DPMS “Next Generation” Multi-Gun Match Rifle


DPMS is making a new generation of rifle designed for three gun/multi-gun matches.  The 3G2 is designed for entry-level competitors who are facing a significant cost barrier to entry.

The 3G2 uses a 16″ lightweight 416 stainless steel barrel with a M111 modular free-float handguard.  It has a 1:9″ twist and is capped with a Miculek compensator.  The sights are standard Magpul BUS and the stock is also a Magpul: the STR.

The pistol grip is an Ergo grip.  The 3G2 has a standard DPMS two stage trigger.

The rifle weighs in at 7.1 pounds.
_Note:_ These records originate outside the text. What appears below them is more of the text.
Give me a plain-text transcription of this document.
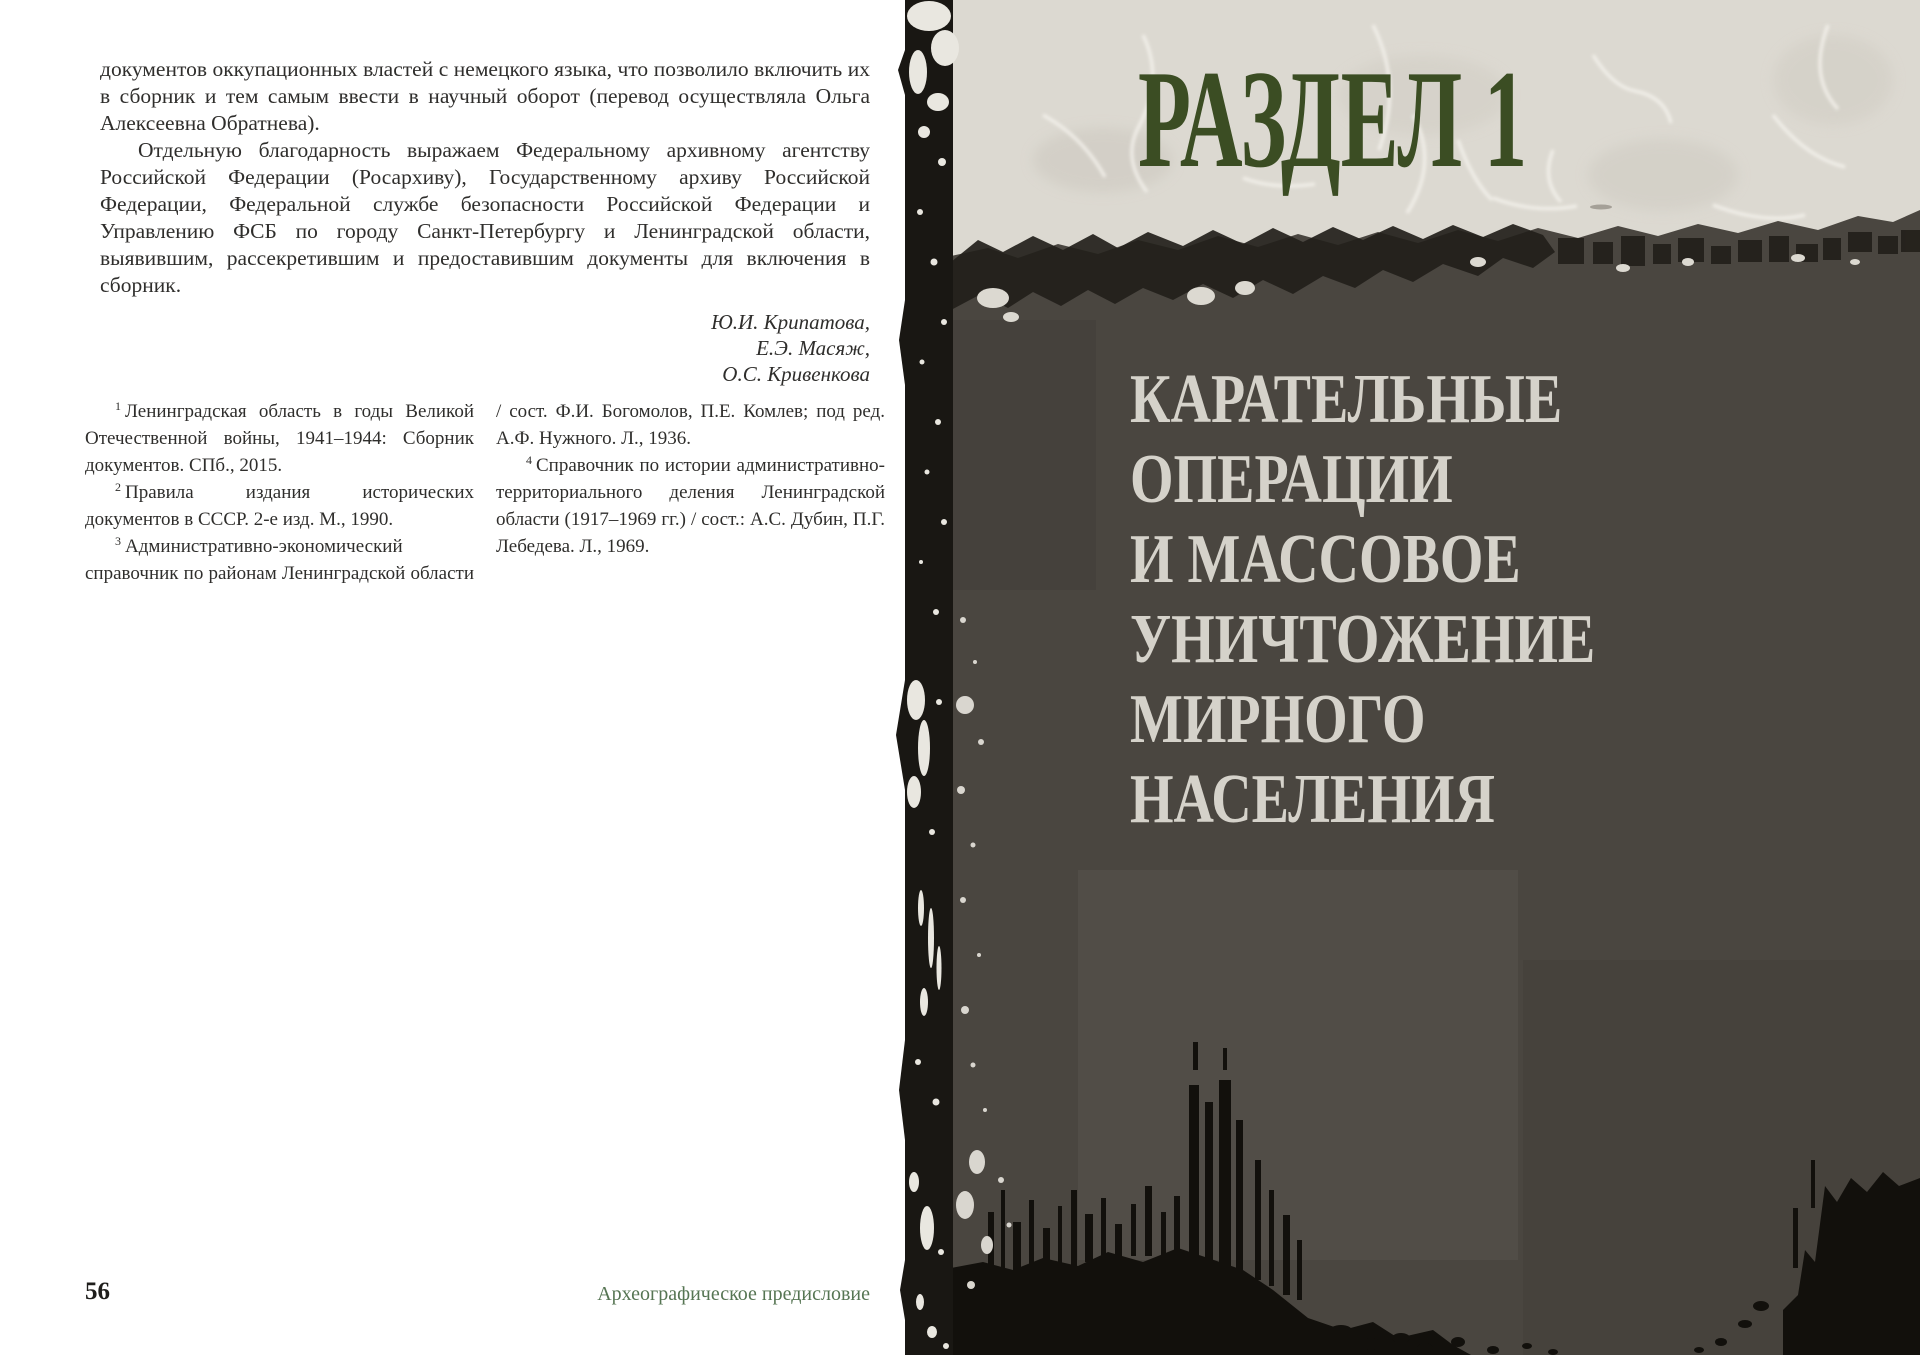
документов оккупационных властей с немецкого языка, что позволило включить их в сборник и тем самым ввести в научный оборот (перевод осуществляла Ольга Алексеевна Обратнева).

Отдельную благодарность выражаем Федеральному архивному агентству Российской Федерации (Росархиву), Государственному архиву Российской Федерации, Федеральной службе безопасности Российской Федерации и Управлению ФСБ по городу Санкт-Петербургу и Ленинградской области, выявившим, рассекретившим и предоставившим документы для включения в сборник.

Ю.И. Крипатова,
Е.Э. Масяж,
О.С. Кривенкова

$^1$ Ленинградская область в годы Великой Отечественной войны, 1941–1944: Сборник документов. СПб., 2015.

$^2$ Правила издания исторических документов в СССР. 2-е изд. М., 1990.

$^3$ Административно-экономический справочник по районам Ленинградской области / сост. Ф.И. Богомолов, П.Е. Комлев; под ред. А.Ф. Нужного. Л., 1936.

$^4$ Справочник по истории административно-территориального деления Ленинградской области (1917–1969 гг.) / сост.: А.С. Дубин, П.Г. Лебедева. Л., 1969.

56	Археографическое предисловие
РАЗДЕЛ 1
КАРАТЕЛЬНЫЕ
ОПЕРАЦИИ
И МАССОВОЕ
УНИЧТОЖЕНИЕ
МИРНОГО
НАСЕЛЕНИЯ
MSRP is $1239.

Richard Johnson

An advocate of gun proliferation zones, Richard is a long time shooter, former cop and internet entrepreneur. Among the many places he calls home is http://www.gunsholstersandgear.com/.


  • -V-

    The weight is good, but I am surprised they chose to go with a 1:9 twist. 1:8 or 1:7 offers more versatility for 3-gun to fire heavier longer range ammo.

    • Anonymous

      How many 3-gun matches involve shots beyond 300 yards? Inside that distance 55gr or 62gr is far most cost effective, and just as capable as the 75gr and 77gr loadings. Virtually none of the shooters I know are handloading heavy bullets for blasting away at relatively close distances, and ain’t no one got da money for shooting factory match loads.

      On the other hand, I’ve seen issues with getting 1:7 barrels to group well with lighter plinking loads like the standard 55gr M193 projectiles.

      People need to get it out of their heads that the only thing important about twist rates is that faster = better.

      • -V-

        Sure, 1:9 is more cost effective if all you are doing is blasting paper inside 100 yards on a flat range. But then, if you’re just blasting at a range, any entry level budget brand guns with a 1:9 twist will do you just fine as well.

        1:7 is perfectly capable of stabilizing bullets in the 55 gr range and even a little lower. I’m not sure why this myth that 1:7 won’t stabilize 55gr keeps coming up. Where they start to have issues is over-spinning light thin-skinned hot-loaded varmint loads in the 40-grain range and the 3700fps+ muzzle velocity because it over spins them, and their thin jackets come apart. The solution? Don’t shoot hot-loaded 40gr varmint grenades from your 1:7 barrel.